Tidak Ada PKL “Ngotot” Tidak Mau Pindah

PERSUASIF : Upaya persuasif Satpol PP Kabupaten Empat Lawang, kepada para pedagang di Pasar Tebing Tinggi, Kamis (5/3/2020). Foto : Istimewa.

SILAMPARI ONLINE, EMPAT LAWANG – Relokasi dan penertiban Pedagang Kaki Lima (PKL) di kawasan Pulo Mas Tebing Tinggi, Kabupaten Empat Lawang, berlangsung Kamis (5/3) dari mulai jam 00.00 WIB hingga jam 5.20 WIB.

Kepala Dinas Satpol PP dan Linmas Kabupaten Empat Lawang, Suan Amri mengatakan, sebelumnya Satpol PP bersama Polres Empat Lawang dan anggota TNI dari Kodim 0405-Lahat, telah melakukan upaya persuasif untuk melakukan pernertiban.

Muat Lebih

“Alhamdulillah, upaya persuasif kita diterima para pedagang dan mereka dengan sukarela pindah ke lokasi yang baru yang telah ditentukan sebelumnya,” ungkap Suan Amri.

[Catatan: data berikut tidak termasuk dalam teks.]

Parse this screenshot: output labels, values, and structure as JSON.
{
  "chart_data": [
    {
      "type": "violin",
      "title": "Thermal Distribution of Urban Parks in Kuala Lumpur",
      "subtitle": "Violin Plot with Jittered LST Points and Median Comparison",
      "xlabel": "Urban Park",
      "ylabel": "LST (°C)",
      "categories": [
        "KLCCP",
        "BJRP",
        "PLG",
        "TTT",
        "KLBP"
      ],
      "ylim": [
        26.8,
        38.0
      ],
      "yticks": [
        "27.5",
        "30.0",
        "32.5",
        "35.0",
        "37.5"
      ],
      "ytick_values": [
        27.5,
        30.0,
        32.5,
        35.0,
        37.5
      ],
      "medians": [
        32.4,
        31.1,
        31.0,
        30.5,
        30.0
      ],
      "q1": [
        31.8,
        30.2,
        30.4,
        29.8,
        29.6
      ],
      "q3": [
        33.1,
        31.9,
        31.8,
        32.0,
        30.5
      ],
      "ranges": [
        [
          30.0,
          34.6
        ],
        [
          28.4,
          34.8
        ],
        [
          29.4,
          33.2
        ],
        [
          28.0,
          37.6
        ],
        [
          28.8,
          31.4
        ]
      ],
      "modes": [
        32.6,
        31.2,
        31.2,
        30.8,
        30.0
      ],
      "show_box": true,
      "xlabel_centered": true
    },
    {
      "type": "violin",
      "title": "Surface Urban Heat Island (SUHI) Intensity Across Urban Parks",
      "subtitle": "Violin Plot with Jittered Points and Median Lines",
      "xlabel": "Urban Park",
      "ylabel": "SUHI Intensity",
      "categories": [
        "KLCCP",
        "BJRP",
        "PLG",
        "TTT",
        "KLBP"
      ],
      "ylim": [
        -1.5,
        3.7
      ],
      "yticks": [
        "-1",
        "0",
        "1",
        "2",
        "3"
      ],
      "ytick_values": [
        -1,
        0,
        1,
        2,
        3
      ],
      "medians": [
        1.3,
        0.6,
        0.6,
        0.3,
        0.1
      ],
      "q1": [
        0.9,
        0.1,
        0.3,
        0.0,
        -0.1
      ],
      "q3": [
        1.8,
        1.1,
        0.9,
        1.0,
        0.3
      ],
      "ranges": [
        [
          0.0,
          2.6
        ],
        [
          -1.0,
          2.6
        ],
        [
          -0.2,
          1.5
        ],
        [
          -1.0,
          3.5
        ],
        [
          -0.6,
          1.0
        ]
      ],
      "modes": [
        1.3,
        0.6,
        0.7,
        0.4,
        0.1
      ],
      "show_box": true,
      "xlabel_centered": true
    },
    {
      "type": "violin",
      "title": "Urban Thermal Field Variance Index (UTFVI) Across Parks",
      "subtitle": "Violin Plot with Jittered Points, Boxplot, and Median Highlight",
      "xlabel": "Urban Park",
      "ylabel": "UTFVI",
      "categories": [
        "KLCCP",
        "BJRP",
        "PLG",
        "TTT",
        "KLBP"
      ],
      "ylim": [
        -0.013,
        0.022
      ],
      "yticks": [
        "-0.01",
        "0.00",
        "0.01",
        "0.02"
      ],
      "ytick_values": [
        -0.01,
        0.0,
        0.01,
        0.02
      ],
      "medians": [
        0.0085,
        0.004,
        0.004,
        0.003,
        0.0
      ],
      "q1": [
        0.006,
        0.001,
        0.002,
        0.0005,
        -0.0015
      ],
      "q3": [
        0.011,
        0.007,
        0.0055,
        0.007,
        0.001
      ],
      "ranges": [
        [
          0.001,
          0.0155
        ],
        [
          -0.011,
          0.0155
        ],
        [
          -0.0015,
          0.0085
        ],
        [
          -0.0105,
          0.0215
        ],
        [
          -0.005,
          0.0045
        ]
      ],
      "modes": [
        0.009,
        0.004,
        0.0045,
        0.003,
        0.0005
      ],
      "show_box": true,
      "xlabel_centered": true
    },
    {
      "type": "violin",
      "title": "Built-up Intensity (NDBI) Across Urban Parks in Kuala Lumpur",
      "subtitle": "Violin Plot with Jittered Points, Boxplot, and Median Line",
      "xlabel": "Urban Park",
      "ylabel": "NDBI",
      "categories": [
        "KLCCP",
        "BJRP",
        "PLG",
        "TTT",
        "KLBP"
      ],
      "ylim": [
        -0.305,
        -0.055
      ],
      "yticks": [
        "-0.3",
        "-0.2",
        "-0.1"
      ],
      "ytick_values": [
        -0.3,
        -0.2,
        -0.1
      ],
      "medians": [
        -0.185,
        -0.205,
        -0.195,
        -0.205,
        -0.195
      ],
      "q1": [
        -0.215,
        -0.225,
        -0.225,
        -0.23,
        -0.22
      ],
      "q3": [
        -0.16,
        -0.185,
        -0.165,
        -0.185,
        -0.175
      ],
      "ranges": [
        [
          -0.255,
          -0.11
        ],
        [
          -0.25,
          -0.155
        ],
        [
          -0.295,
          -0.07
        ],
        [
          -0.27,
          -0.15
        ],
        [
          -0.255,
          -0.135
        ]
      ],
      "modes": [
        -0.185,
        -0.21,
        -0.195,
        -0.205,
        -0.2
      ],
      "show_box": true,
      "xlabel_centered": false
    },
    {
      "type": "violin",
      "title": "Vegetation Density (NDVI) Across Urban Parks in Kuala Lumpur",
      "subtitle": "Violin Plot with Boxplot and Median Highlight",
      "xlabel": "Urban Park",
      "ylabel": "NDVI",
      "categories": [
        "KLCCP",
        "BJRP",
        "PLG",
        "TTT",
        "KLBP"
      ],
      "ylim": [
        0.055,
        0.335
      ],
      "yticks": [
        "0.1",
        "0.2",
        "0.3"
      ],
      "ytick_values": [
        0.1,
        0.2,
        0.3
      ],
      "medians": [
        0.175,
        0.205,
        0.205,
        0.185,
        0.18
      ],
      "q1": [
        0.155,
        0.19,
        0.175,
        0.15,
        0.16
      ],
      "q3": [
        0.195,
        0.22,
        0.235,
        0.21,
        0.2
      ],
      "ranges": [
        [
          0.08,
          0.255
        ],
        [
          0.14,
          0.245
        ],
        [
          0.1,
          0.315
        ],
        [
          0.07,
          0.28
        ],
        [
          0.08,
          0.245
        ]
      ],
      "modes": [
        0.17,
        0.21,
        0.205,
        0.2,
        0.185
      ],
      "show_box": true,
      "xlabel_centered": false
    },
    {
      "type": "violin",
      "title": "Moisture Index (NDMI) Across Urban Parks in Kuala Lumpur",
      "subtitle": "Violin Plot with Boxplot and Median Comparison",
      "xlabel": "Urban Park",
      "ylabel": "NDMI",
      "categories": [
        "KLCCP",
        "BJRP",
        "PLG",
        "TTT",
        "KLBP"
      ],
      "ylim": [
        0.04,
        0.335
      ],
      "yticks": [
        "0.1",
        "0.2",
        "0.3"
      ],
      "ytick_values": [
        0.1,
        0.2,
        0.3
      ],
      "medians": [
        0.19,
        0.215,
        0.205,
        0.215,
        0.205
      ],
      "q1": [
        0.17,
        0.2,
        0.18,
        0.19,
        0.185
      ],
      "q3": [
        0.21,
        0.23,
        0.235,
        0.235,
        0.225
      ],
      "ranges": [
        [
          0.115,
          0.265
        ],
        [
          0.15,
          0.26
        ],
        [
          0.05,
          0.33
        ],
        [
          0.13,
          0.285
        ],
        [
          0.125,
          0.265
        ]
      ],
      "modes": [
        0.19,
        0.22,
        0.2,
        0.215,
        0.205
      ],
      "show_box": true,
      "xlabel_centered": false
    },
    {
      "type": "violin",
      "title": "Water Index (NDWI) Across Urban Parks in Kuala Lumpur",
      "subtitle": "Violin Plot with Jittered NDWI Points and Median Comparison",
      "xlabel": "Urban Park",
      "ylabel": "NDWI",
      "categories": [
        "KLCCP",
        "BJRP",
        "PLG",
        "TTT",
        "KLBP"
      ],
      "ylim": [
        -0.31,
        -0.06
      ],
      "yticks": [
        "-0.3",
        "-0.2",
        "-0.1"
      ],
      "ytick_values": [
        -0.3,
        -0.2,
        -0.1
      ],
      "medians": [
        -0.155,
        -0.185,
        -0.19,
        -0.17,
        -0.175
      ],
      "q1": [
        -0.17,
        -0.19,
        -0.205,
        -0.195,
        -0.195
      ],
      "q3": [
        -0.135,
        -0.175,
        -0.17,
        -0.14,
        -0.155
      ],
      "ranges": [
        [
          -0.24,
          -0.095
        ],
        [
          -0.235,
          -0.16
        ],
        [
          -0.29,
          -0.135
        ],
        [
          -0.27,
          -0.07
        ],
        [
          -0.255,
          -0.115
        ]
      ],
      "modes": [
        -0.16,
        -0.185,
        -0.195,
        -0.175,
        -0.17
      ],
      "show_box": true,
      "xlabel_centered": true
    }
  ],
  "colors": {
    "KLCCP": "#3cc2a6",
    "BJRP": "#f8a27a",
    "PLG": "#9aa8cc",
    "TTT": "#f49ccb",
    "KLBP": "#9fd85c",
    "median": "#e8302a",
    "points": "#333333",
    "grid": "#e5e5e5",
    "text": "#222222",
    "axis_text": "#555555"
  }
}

Memang kata dia, ada beberapa lapak PKL yang lama belum dibongkar pemiliknya. Namun itu karena pemiliknya belum sempat membongkar karena sesuatu hal. “Makanya, anggota kita kerahkan untuk membantu para PKL itu membongkarnya untuk dipindahkan ke tempat yang baru,” katanya.

Diapun memaparkan, lokasi penertiban PKL yang dilakukan pihaknya di lokasi Lorong Talang Padang, Simpang Tiga Polsek Tebing Tinggi dan seputaran Jembatan Pulo Mas. “Tidak ada pedagang yang membandel, apa lagi ngotot tidak mau pindah. Ini juga berkat sosialisasi yang intens seluruh stake holder yang ada sebelumnya,” ucap mantan Camat Tebing Tinggi, tersebut.

Dipaparkannya, dalam operasi penertiban tersebut, pihaknya mengerahkan 140 personel Satpol PP yang di-backup 40 personel Polres Empat Lawang dan 20 personel TNI. “Juga ada tim gabungan Disperindag dan Dishub Kabupaten Empat Lawang,” ujarnya.

Kedepan pasca relokasi dan penertiban PKL ini, pihaknya kata Suan Amri, akan menempatkan sejumlah anggota Satpol PP Kabupaten Empat Lawang di kawasan Pulo Mas.

“Jumlahnya sesuai kebutuhan melihat situasi dan kebutuhan,” tandasnya. (frz)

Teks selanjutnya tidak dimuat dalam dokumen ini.